Chez Descartes, le redoublement du doute est une fiction intellectuelle qui finalement ne vise qu’une vérité intellectuelle. D’ailleurs Descartes en manquant le redoublement authentique du doute sceptique pose un « je » qu’après Husserl on peut dire un « je » phénoménologique. Descartes identifie précipitamment ce « je » phénoménologique à son âme éternelle et individuelle négligeant sa résolution même de ne pas se précipiter. Ne risque t-il pas de sauvegarder une position égocentrique inaperçue en identifiant ce « je » indubitable et notre individualité ?
Le « je » qui effectue le doute et que Descartes juge inaccessible au doute reste une production intellectuelle, un jeu de mots, un effet grammatical. Selon Nietzsche, le « je » qui se sait exister dans la pensée est-ce le « je » qui doute ? N’est-ce pas une illusion de mettre sur deux états différents de conscience un même mot « je » et d’en faire une substance individuelle et immortelle ? Nietzsche y voit une illusion propre aux mots et à la grammaire : on nomme du même mot deux choses différentes et on les identifie dans un même ensemble qu’on juge réel alors que cet ensemble est fictif puisque juste constitué par des mots et des effets grammaticaux.
Descartes reste attaché à un certain platonisme, à l’idée d’un monde immatériel des idées et d’une substance intelligible qu’il appelle res cogitans. D’ailleurs à partir de l’évidence de ce « je » immatériel confronté à l’incertitude du corps, son dualisme âme/corps a de forts accents platoniciens. Mais cette approche risque de négliger le fait que le « je » est le « je » d’une fiction qui rassemble une multitude d’apparences psychologiques. Nietzsche ne nierait pas une certaine unité du « je » nécessaire à notre santé mentale, mais elle est d’autant plus saine qu’elle se sait fictive, sans cesse ouverte à de nouveaux états de conscience imprévus et étrangers qu’elle intégrera ou qui la désintégreront. Nietzsche nous permet de soupçonner l’idée de conscience liée à un « je » phénoménologique réel et donc transparent à soi-même, indubitable, niant trop vite sa multiplicité, son altérité intrinsèque.
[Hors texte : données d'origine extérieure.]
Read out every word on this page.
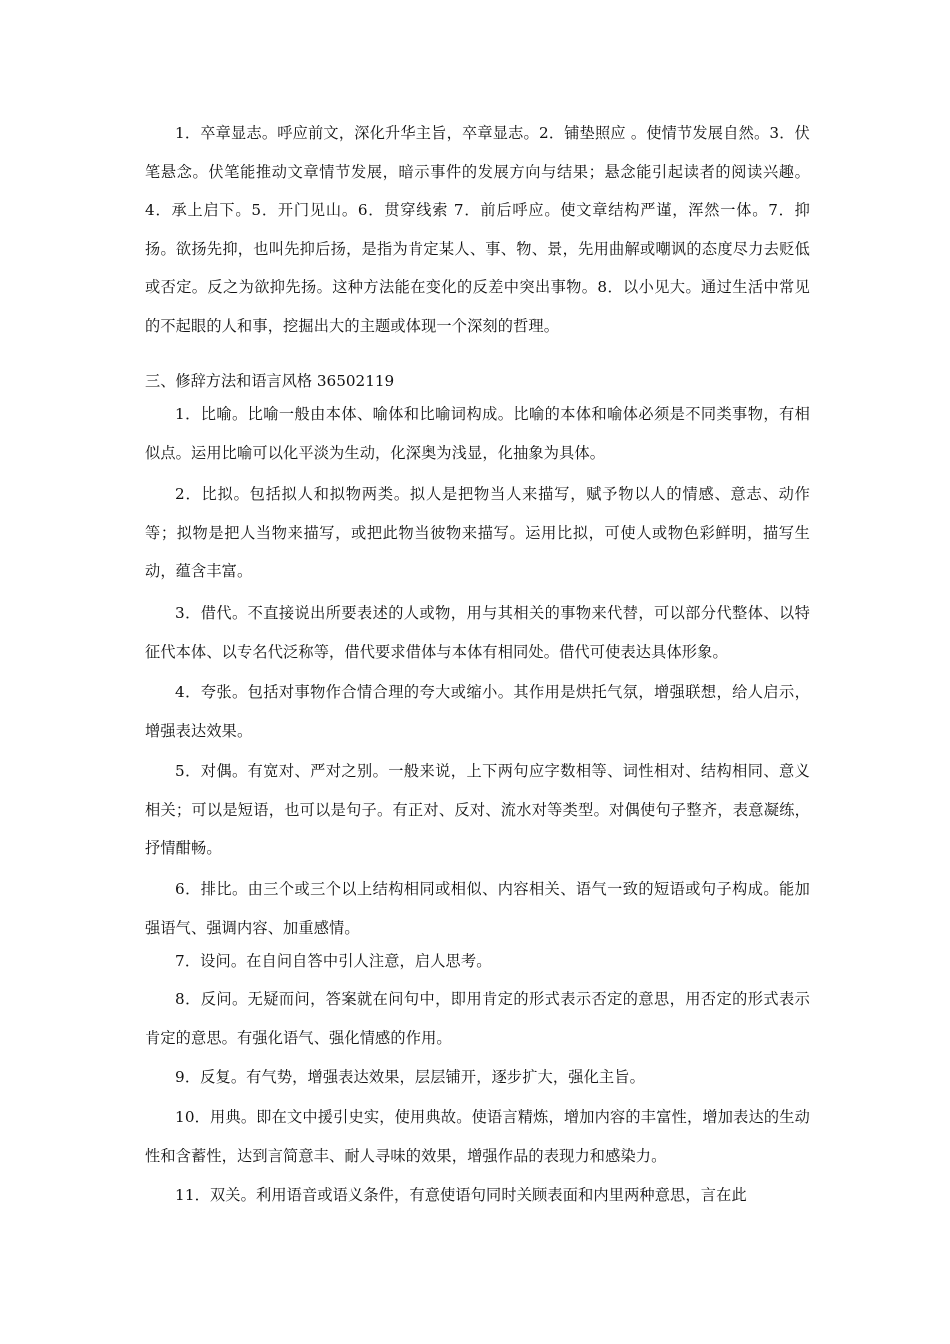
1．卒章显志。呼应前文，深化升华主旨，卒章显志。2．铺垫照应 。使情节发展自然。3．伏笔悬念。伏笔能推动文章情节发展，暗示事件的发展方向与结果；悬念能引起读者的阅读兴趣。4．承上启下。5．开门见山。6．贯穿线索 7．前后呼应。使文章结构严谨，浑然一体。7．抑扬。欲扬先抑，也叫先抑后扬，是指为肯定某人、事、物、景，先用曲解或嘲讽的态度尽力去贬低或否定。反之为欲抑先扬。这种方法能在变化的反差中突出事物。8．以小见大。通过生活中常见的不起眼的人和事，挖掘出大的主题或体现一个深刻的哲理。

三、修辞方法和语言风格 36502119

1．比喻。比喻一般由本体、喻体和比喻词构成。比喻的本体和喻体必须是不同类事物，有相似点。运用比喻可以化平淡为生动，化深奥为浅显，化抽象为具体。

2．比拟。包括拟人和拟物两类。拟人是把物当人来描写，赋予物以人的情感、意志、动作等；拟物是把人当物来描写，或把此物当彼物来描写。运用比拟，可使人或物色彩鲜明，描写生动，蕴含丰富。

3．借代。不直接说出所要表述的人或物，用与其相关的事物来代替，可以部分代整体、以特征代本体、以专名代泛称等，借代要求借体与本体有相同处。借代可使表达具体形象。

4．夸张。包括对事物作合情合理的夸大或缩小。其作用是烘托气氛，增强联想，给人启示，增强表达效果。

5．对偶。有宽对、严对之别。一般来说，上下两句应字数相等、词性相对、结构相同、意义相关；可以是短语，也可以是句子。有正对、反对、流水对等类型。对偶使句子整齐，表意凝练，抒情酣畅。

6．排比。由三个或三个以上结构相同或相似、内容相关、语气一致的短语或句子构成。能加强语气、强调内容、加重感情。

7．设问。在自问自答中引人注意，启人思考。

8．反问。无疑而问，答案就在问句中，即用肯定的形式表示否定的意思，用否定的形式表示肯定的意思。有强化语气、强化情感的作用。

9．反复。有气势，增强表达效果，层层铺开，逐步扩大，强化主旨。

10．用典。即在文中援引史实，使用典故。使语言精炼，增加内容的丰富性，增加表达的生动性和含蓄性，达到言简意丰、耐人寻味的效果，增强作品的表现力和感染力。

11．双关。利用语音或语义条件，有意使语句同时关顾表面和内里两种意思，言在此
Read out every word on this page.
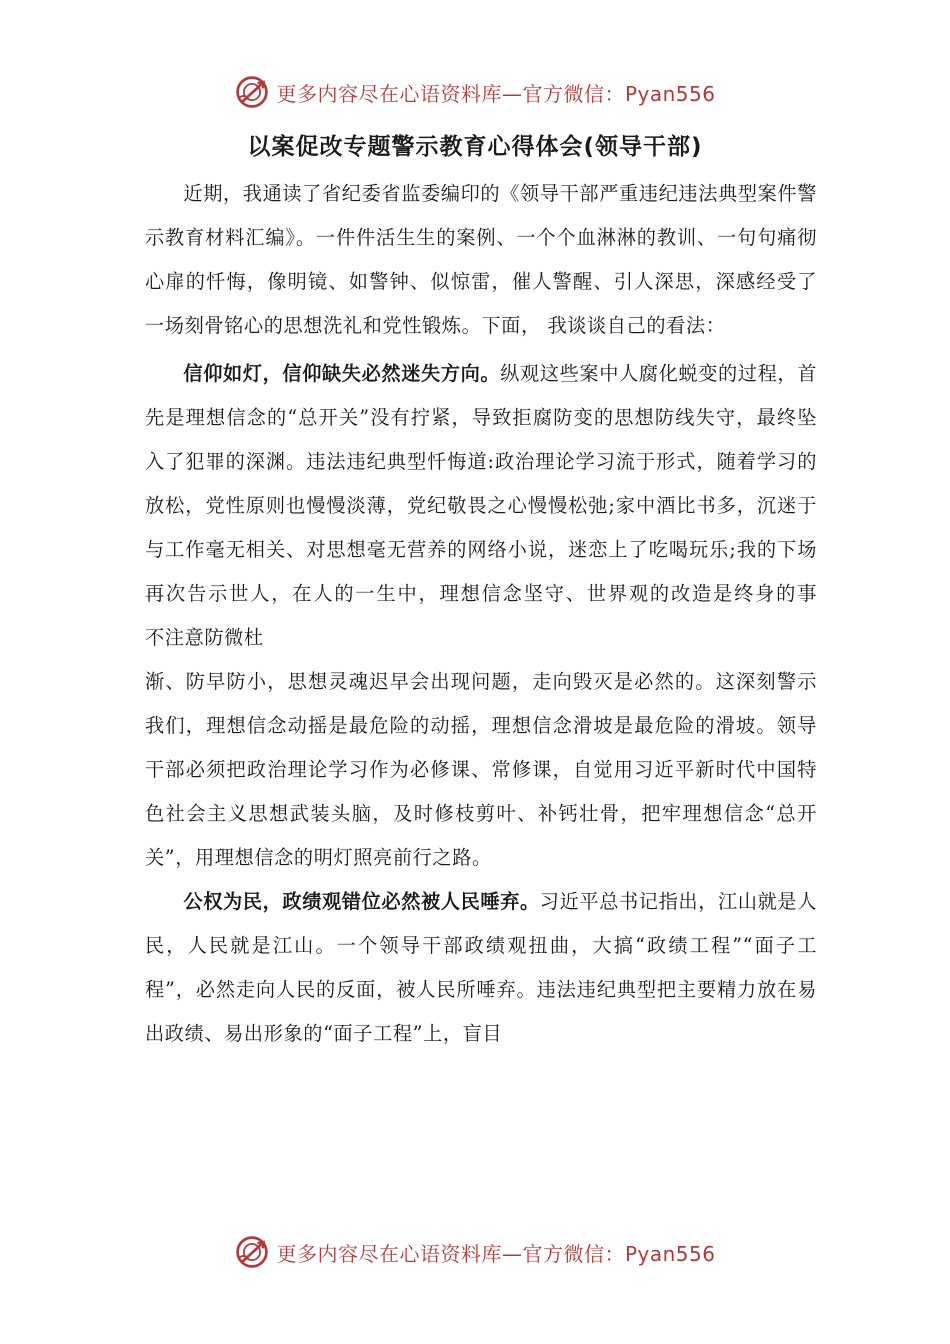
更多内容尽在心语资料库—官方微信：Pyan556
以案促改专题警示教育心得体会(领导干部)

近期，我通读了省纪委省监委编印的《领导干部严重违纪违法典型案件警示教育材料汇编》。一件件活生生的案例、一个个血淋淋的教训、一句句痛彻心扉的忏悔，像明镜、如警钟、似惊雷，催人警醒、引人深思，深感经受了一场刻骨铭心的思想洗礼和党性锻炼。下面， 我谈谈自己的看法：

信仰如灯，信仰缺失必然迷失方向。纵观这些案中人腐化蜕变的过程，首先是理想信念的“总开关”没有拧紧，导致拒腐防变的思想防线失守，最终坠入了犯罪的深渊。违法违纪典型忏悔道:政治理论学习流于形式，随着学习的放松，党性原则也慢慢淡薄，党纪敬畏之心慢慢松弛;家中酒比书多，沉迷于与工作毫无相关、对思想毫无营养的网络小说，迷恋上了吃喝玩乐;我的下场再次告示世人，在人的一生中，理想信念坚守、世界观的改造是终身的事　不注意防微杜

渐、防早防小，思想灵魂迟早会出现问题，走向毁灭是必然的。这深刻警示我们，理想信念动摇是最危险的动摇，理想信念滑坡是最危险的滑坡。领导干部必须把政治理论学习作为必修课、常修课，自觉用习近平新时代中国特色社会主义思想武装头脑，及时修枝剪叶、补钙壮骨，把牢理想信念“总开关”，用理想信念的明灯照亮前行之路。

公权为民，政绩观错位必然被人民唾弃。习近平总书记指出，江山就是人民，人民就是江山。一个领导干部政绩观扭曲，大搞“政绩工程”“面子工程”，必然走向人民的反面，被人民所唾弃。违法违纪典型把主要精力放在易出政绩、易出形象的“面子工程”上，盲目

更多内容尽在心语资料库—官方微信：Pyan556
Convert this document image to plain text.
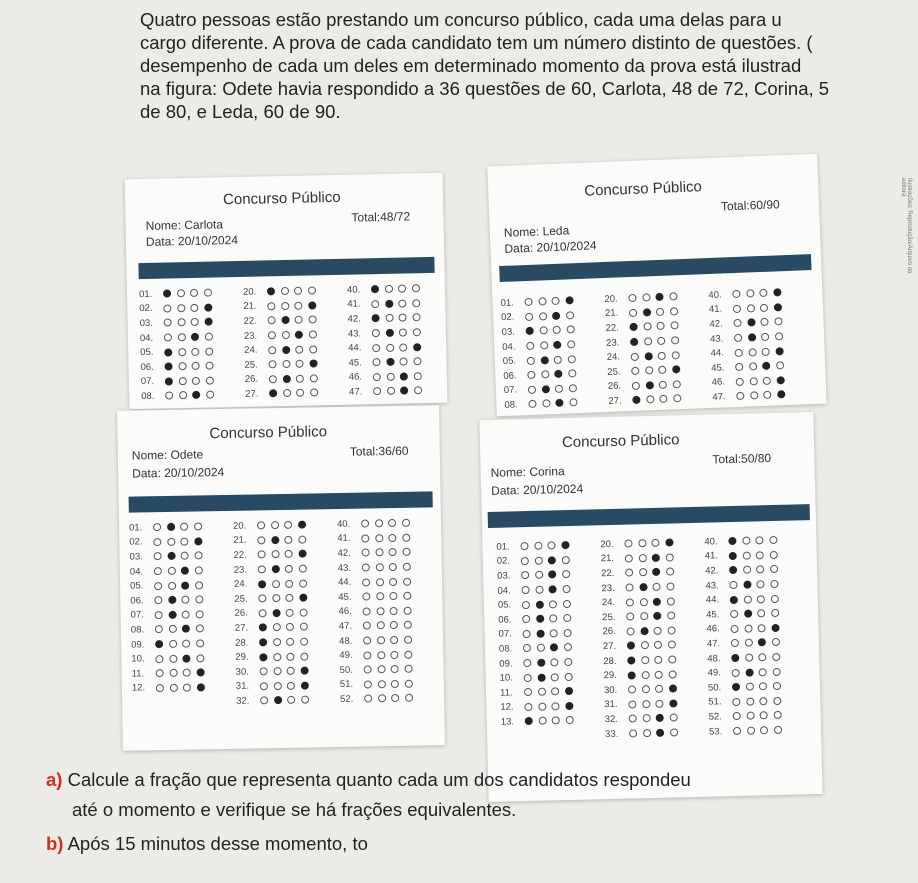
Quatro pessoas estão prestando um concurso público, cada uma delas para u

cargo diferente. A prova de cada candidato tem um número distinto de questões. (

desempenho de cada um deles em determinado momento da prova está ilustrad

na figura: Odete havia respondido a 36 questões de 60, Carlota, 48 de 72, Corina, 5

de 80, e Leda, 60 de 90.

Ilustrações: Reprodução/Arquivo da editora
Concurso Público
Nome: Carlota
Total:48/72
Data: 20/10/2024
01.
02.
03.
04.
05.
06.
07.
08.
20.
21.
22.
23.
24.
25.
26.
27.
40.
41.
42.
43.
44.
45.
46.
47.
Concurso Público
Total:60/90
Nome: Leda
Data: 20/10/2024
01.
02.
03.
04.
05.
06.
07.
08.
20.
21.
22.
23.
24.
25.
26.
27.
40.
41.
42.
43.
44.
45.
46.
47.
Concurso Público
Nome: Odete	Total:36/60
Data: 20/10/2024
01.
02.
03.
04.
05.
06.
07.
08.
09.
10.
11.
12.
20.
21.
22.
23.
24.
25.
26.
27.
28.
29.
30.
31.
32.
40.
41.
42.
43.
44.
45.
46.
47.
48.
49.
50.
51.
52.
Concurso Público
Nome: Corina
Total:50/80
Data: 20/10/2024
01.
02.
03.
04.
05.
06.
07.
08.
09.
10.
11.
12.
13.
20.
21.
22.
23.
24.
25.
26.
27.
28.
29.
30.
31.
32.
33.
40.
41.
42.
43.
44.
45.
46.
47.
48.
49.
50.
51.
52.
53.
a) Calcule a fração que representa quanto cada um dos candidatos respondeu
até o momento e verifique se há frações equivalentes.
b) Após 15 minutos desse momento, to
Freud montre que les actes du moi sont rarement les siens. Au mieux il s’agit d’un compromis entre le moi, le surmoi, l’instance psychique qui rappelle au moi ses impératifs sociaux et relationnels et le çà, l’instance psychique où l’énergie matérielle quantitative se mue en énergie psychique qualitative et réciproquement en cas de somatisation. Le « je » dont parle Descartes n’est pas transparent à lui-même. Son désir de douter pour trouver la vérité n’est-il pas symptomatique de son incapacité à affronter la possibilité que le monde ne soit qu’un flux d’apparences hasardeuses cristallisant des semblants de nécessités qui l’orientent par la suite ? L’évidence d’un « je » n’est donc qu’un mécanisme d’identification à des forces inconscientes, aux pulsions metaphorisées du çà propre à l’incarnation humaine, à son éducation, à sa socialisation. La conscience de soi est le résultat d’une fiction sociale intégrée inconsciemment comme capacité individuelle de faire plus ou moins consciemment la fiction, de soi-même : le surmoi est donc la structure de sens dont émerge le moi mais bien souvent elle est déficiente et empêche le moi de s’y déployer avec maturité, de pouvoir échapper à son caractère infantilisant, culpabilisant voire angoissant quand le moi désire la reconsidérer. La psychanalyse propose une thérapie où est centrale l’interprétation de soi-même, la réécriture de soi émergeant du çà. Du rêve Descartes extirpe la certitude du « je » du rêveur quel que soit le contenu du rêve tandis que Freud y voit justement le lieu où l’inconscient contraint le moi à se reconsidérer entre le çà dont il émerge et les censures du surmoi dont l’idéal du moi est un aspect. Descartes n’a certainement pas connu le rêve dont Tchouang-tseu nous fait part et qui l’amène à se demander si le rêveur rêve qu’il est un papillon ou si un papillon rêve qu’il est ce rêveur. Le rêve peut totalement bouleverser notre identité si bien que le « je » est un autre.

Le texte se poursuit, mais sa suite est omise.